Vertical Shear.: Vertical shear injuries represent the most unstable injuries to the pelvic ring and are associated with violent axial loading of the hemipelvis (e.g., fall from height, “submarining” underneath a dashboard). Fractures occur in vertical planes. Anteriorly, the symphysis and rami may be disrupted. Posteriorly, gross displacement and instability in the rotational and vertical planes may be present through the sacrum, the SI joint, or the ilium such that the hemipelvis may displace posteriorly and cephalad15,16 (see Fig. 55-9).

Avulsion of the ischial spine, the lower lateral lip of the sacrum, and the transverse process of the fifth lumbar vertebra (sites of insertion of ligaments) (Fig. 55-9 and Box 55-3) are important clues to the presence of vertical shear fractures.15 The vertical shearing forces transmitted through the bony pelvis are also transmitted through the rich vascular network and nerve plexus that are directly adjacent to the bone. This activity accounts for the major hemorrhage and neurologic injuries associated with vertical shear fractures.

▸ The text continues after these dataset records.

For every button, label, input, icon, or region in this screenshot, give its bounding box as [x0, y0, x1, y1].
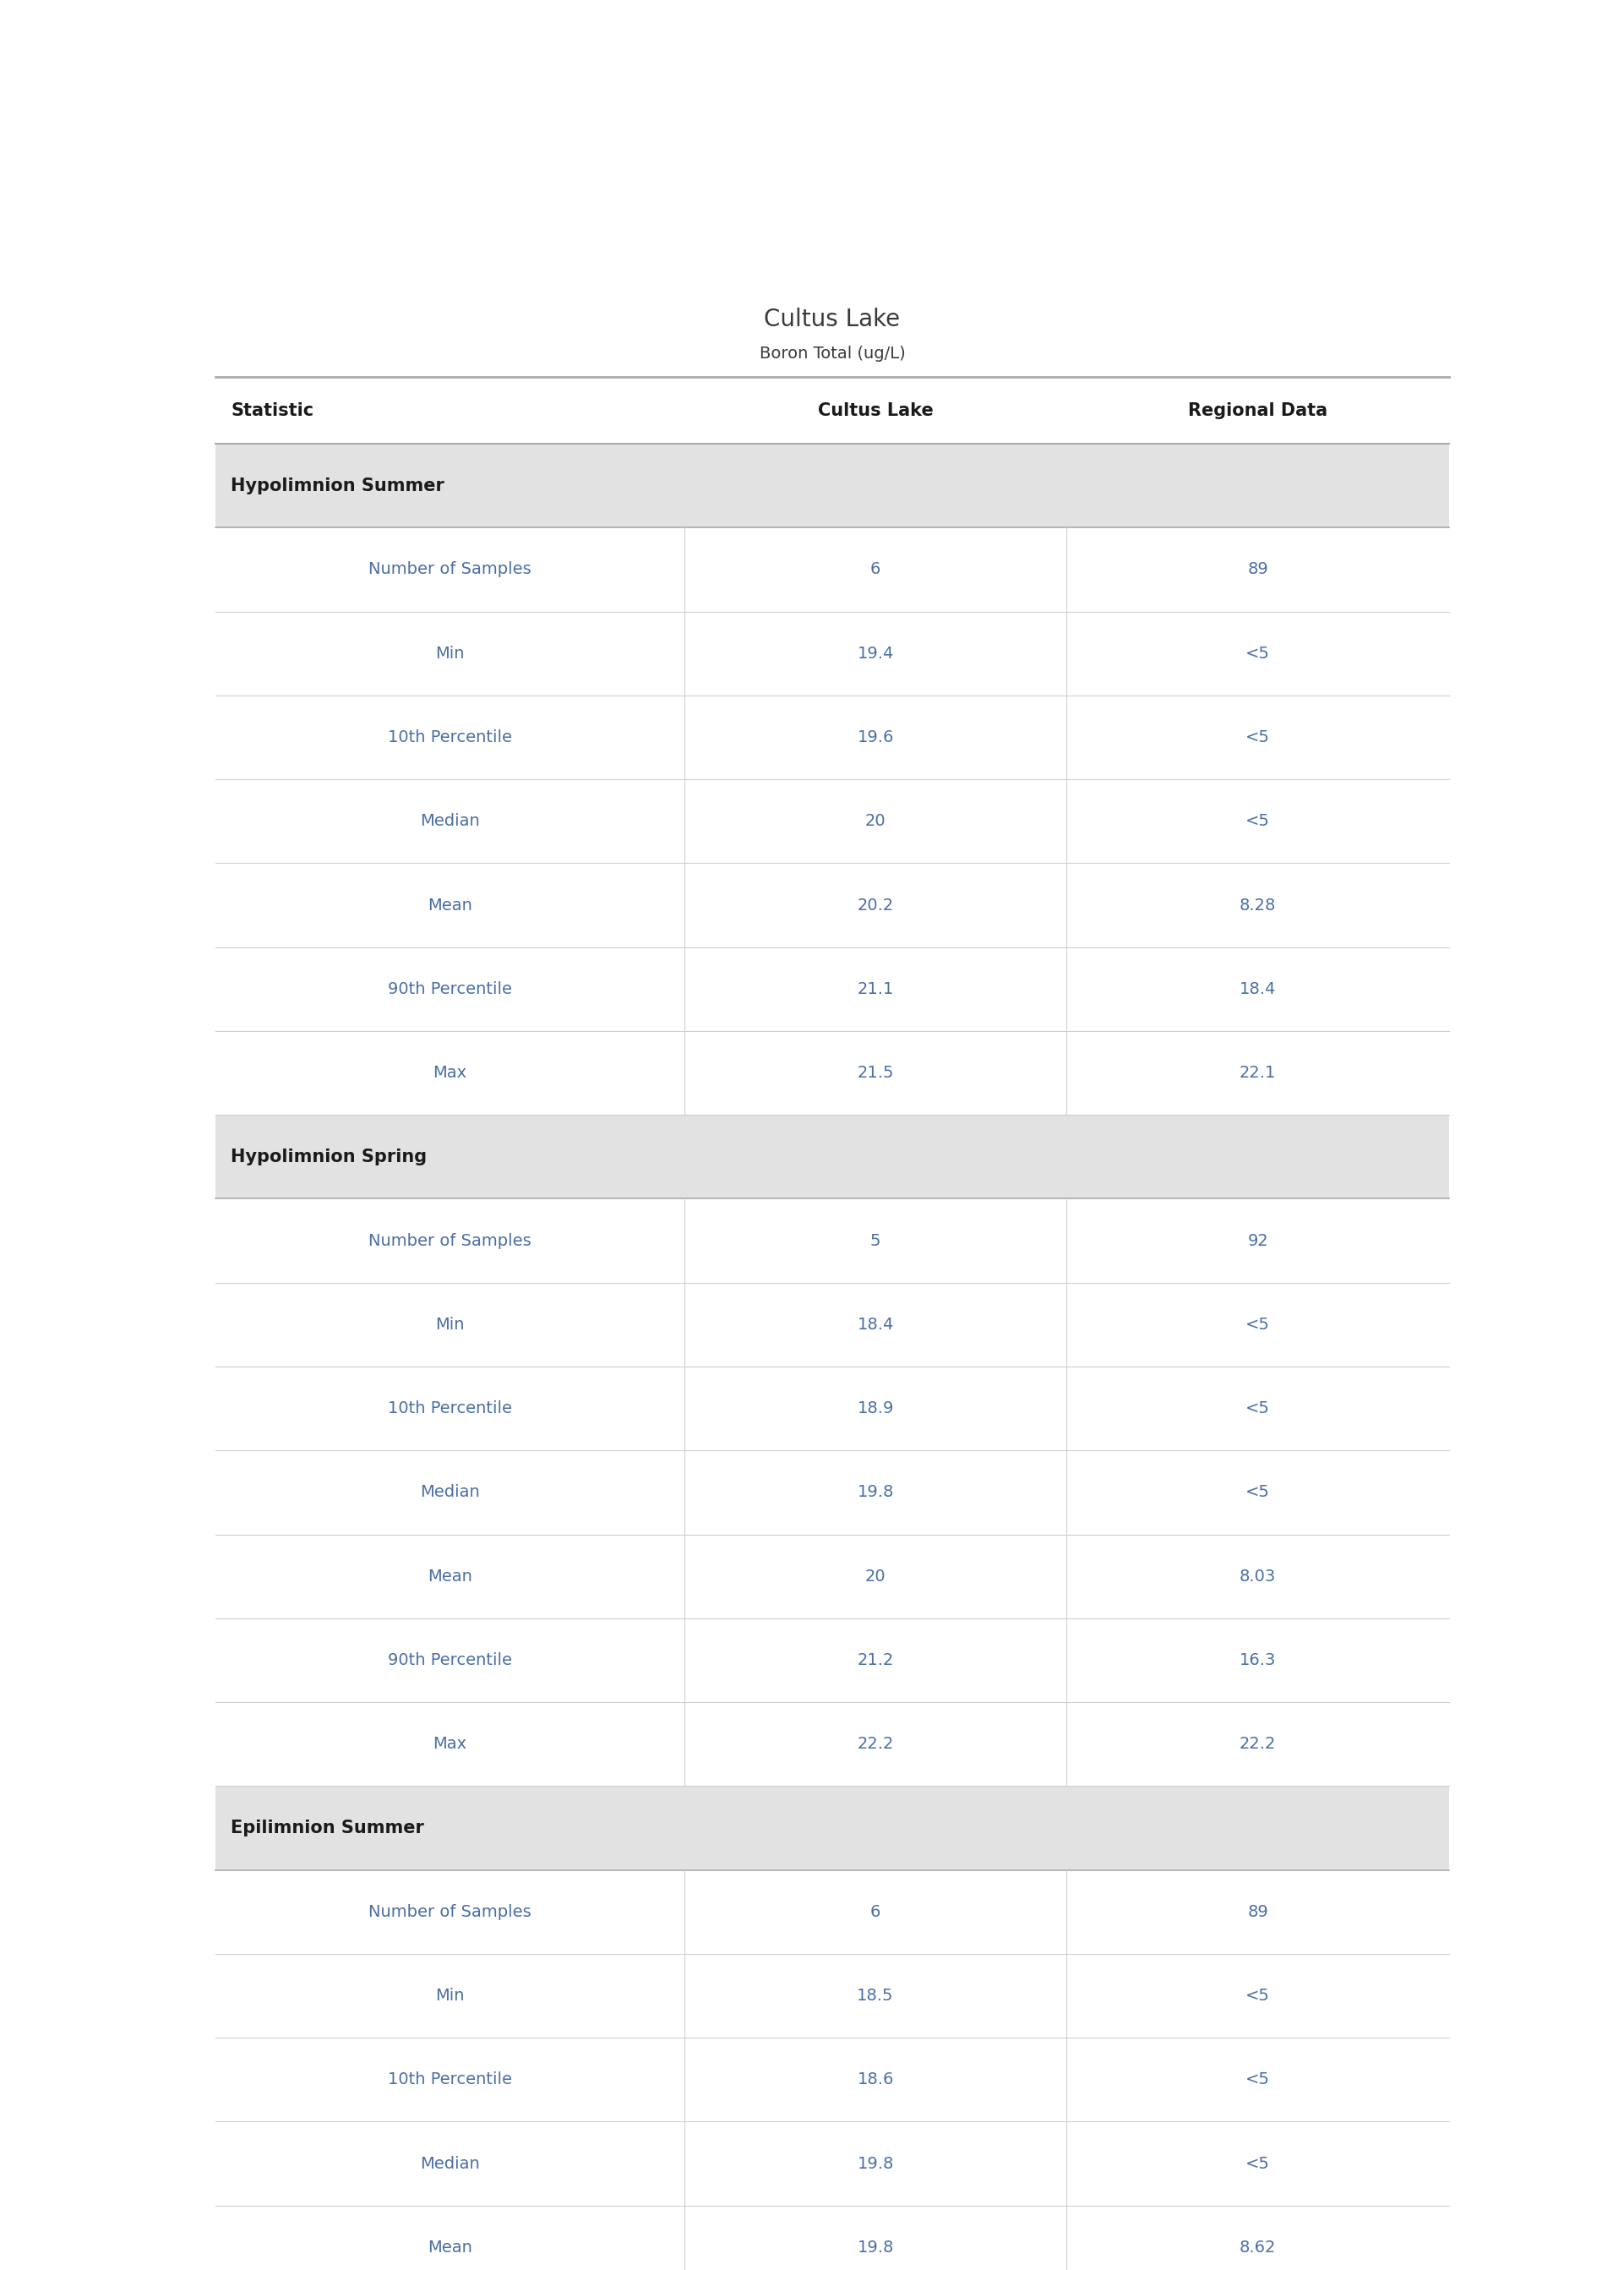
Text: 18.9: 18.9: [857, 1401, 893, 1416]
Bar: [216, 1954, 1449, 2038]
Text: 20: 20: [866, 813, 885, 829]
Text: <5: <5: [1246, 813, 1270, 829]
Text: 10th Percentile: 10th Percentile: [388, 729, 512, 745]
Text: 90th Percentile: 90th Percentile: [388, 981, 512, 997]
Bar: [216, 695, 1449, 779]
Text: 6: 6: [870, 1905, 880, 1920]
Bar: [216, 1367, 1449, 1451]
Text: 22.2: 22.2: [857, 1737, 893, 1752]
Text: Median: Median: [421, 1485, 479, 1500]
Text: 90th Percentile: 90th Percentile: [388, 1653, 512, 1668]
Text: 21.1: 21.1: [857, 981, 893, 997]
Text: Number of Samples: Number of Samples: [369, 561, 531, 577]
Text: Median: Median: [421, 2156, 479, 2172]
Text: 19.6: 19.6: [857, 729, 893, 745]
Bar: [216, 1199, 1449, 1283]
Text: 19.4: 19.4: [857, 645, 893, 661]
Text: 10th Percentile: 10th Percentile: [388, 2073, 512, 2088]
Text: 19.8: 19.8: [857, 1485, 893, 1500]
Bar: [216, 1031, 1449, 1115]
Text: 19.8: 19.8: [857, 2240, 893, 2256]
Text: Epilimnion Summer: Epilimnion Summer: [231, 1821, 424, 1836]
Bar: [216, 1870, 1449, 1954]
Text: 21.5: 21.5: [857, 1065, 893, 1081]
Text: <5: <5: [1246, 1485, 1270, 1500]
Text: Number of Samples: Number of Samples: [369, 1233, 531, 1248]
Text: Min: Min: [435, 645, 464, 661]
Text: Hypolimnion Spring: Hypolimnion Spring: [231, 1149, 427, 1165]
Bar: [216, 2038, 1449, 2122]
Bar: [216, 1115, 1449, 1199]
Text: Hypolimnion Summer: Hypolimnion Summer: [231, 477, 445, 495]
Bar: [216, 2122, 1449, 2206]
Text: 18.6: 18.6: [857, 2073, 893, 2088]
Text: Boron Total (ug/L): Boron Total (ug/L): [760, 345, 905, 361]
Text: Statistic: Statistic: [231, 402, 313, 420]
Bar: [216, 1283, 1449, 1367]
Text: 89: 89: [1247, 1905, 1268, 1920]
Text: <5: <5: [1246, 1317, 1270, 1332]
Bar: [216, 1702, 1449, 1786]
Bar: [216, 863, 1449, 947]
Bar: [216, 611, 1449, 695]
Bar: [216, 1786, 1449, 1870]
Text: <5: <5: [1246, 1401, 1270, 1416]
Text: 10th Percentile: 10th Percentile: [388, 1401, 512, 1416]
Text: 6: 6: [870, 561, 880, 577]
Bar: [216, 527, 1449, 611]
Text: 8.28: 8.28: [1239, 897, 1276, 913]
Text: Min: Min: [435, 1989, 464, 2004]
Text: <5: <5: [1246, 729, 1270, 745]
Text: 92: 92: [1247, 1233, 1268, 1248]
Text: 18.4: 18.4: [1239, 981, 1276, 997]
Text: Number of Samples: Number of Samples: [369, 1905, 531, 1920]
Text: Mean: Mean: [427, 897, 473, 913]
Bar: [216, 947, 1449, 1031]
Text: Cultus Lake: Cultus Lake: [818, 402, 934, 420]
Bar: [216, 1451, 1449, 1535]
Text: 20.2: 20.2: [857, 897, 893, 913]
Bar: [216, 779, 1449, 863]
Text: 21.2: 21.2: [857, 1653, 893, 1668]
Text: 16.3: 16.3: [1239, 1653, 1276, 1668]
Text: Regional Data: Regional Data: [1189, 402, 1327, 420]
Text: 5: 5: [870, 1233, 880, 1248]
Bar: [216, 2206, 1449, 2270]
Text: 89: 89: [1247, 561, 1268, 577]
Text: Max: Max: [434, 1065, 466, 1081]
Text: Median: Median: [421, 813, 479, 829]
Text: 20: 20: [866, 1569, 885, 1584]
Text: 22.2: 22.2: [1239, 1737, 1276, 1752]
Text: 19.8: 19.8: [857, 2156, 893, 2172]
Text: Mean: Mean: [427, 2240, 473, 2256]
Text: <5: <5: [1246, 645, 1270, 661]
Text: <5: <5: [1246, 2156, 1270, 2172]
Text: <5: <5: [1246, 2073, 1270, 2088]
Bar: [216, 443, 1449, 527]
Text: 18.5: 18.5: [857, 1989, 893, 2004]
Text: Max: Max: [434, 1737, 466, 1752]
Text: 18.4: 18.4: [857, 1317, 893, 1332]
Text: 22.1: 22.1: [1239, 1065, 1276, 1081]
Text: Cultus Lake: Cultus Lake: [765, 306, 900, 331]
Bar: [216, 1619, 1449, 1702]
Text: Min: Min: [435, 1317, 464, 1332]
Text: Mean: Mean: [427, 1569, 473, 1584]
Text: <5: <5: [1246, 1989, 1270, 2004]
Text: 8.03: 8.03: [1239, 1569, 1276, 1584]
Text: 8.62: 8.62: [1239, 2240, 1276, 2256]
Bar: [216, 1535, 1449, 1619]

Vertical Sacral Fractures.: A crucial distinction in considering sacral fractures is that transverse fractures do not involve the pelvic ring, but vertical fractures do. Vertical sacral fractures are caused by high-energy injuries and were classified by Denis into three groups according to whether the fracture line extends (1) laterally to the sacral foramina, (2) through the foramina, or (3) medially to the foramina, involving the central spinal canal29 (Fig. 55-10). The radiographic diagnosis of this fracture hinges on careful examination of the symmetrical cortical lines that are normally present at the superior margins of the sacral foramina on the AP view. Disruption, distortion, or asymmetry of these lines is an important marker of sacral fractures.26

There is a high risk of neurologic complications associated with these injuries: 6% when lateral to the foramina, 28% when through the foramina, and 58% when medial to the foramina.29 Neurologic dysfunction correlates to the nerve roots involved but may include any bowel, bladder, or sexual dysfunction. Surgery is commonly performed for fractures associated with neurologic dysfunction, with the goals of bony fixation of the sacrum and decompression of affected nerve roots.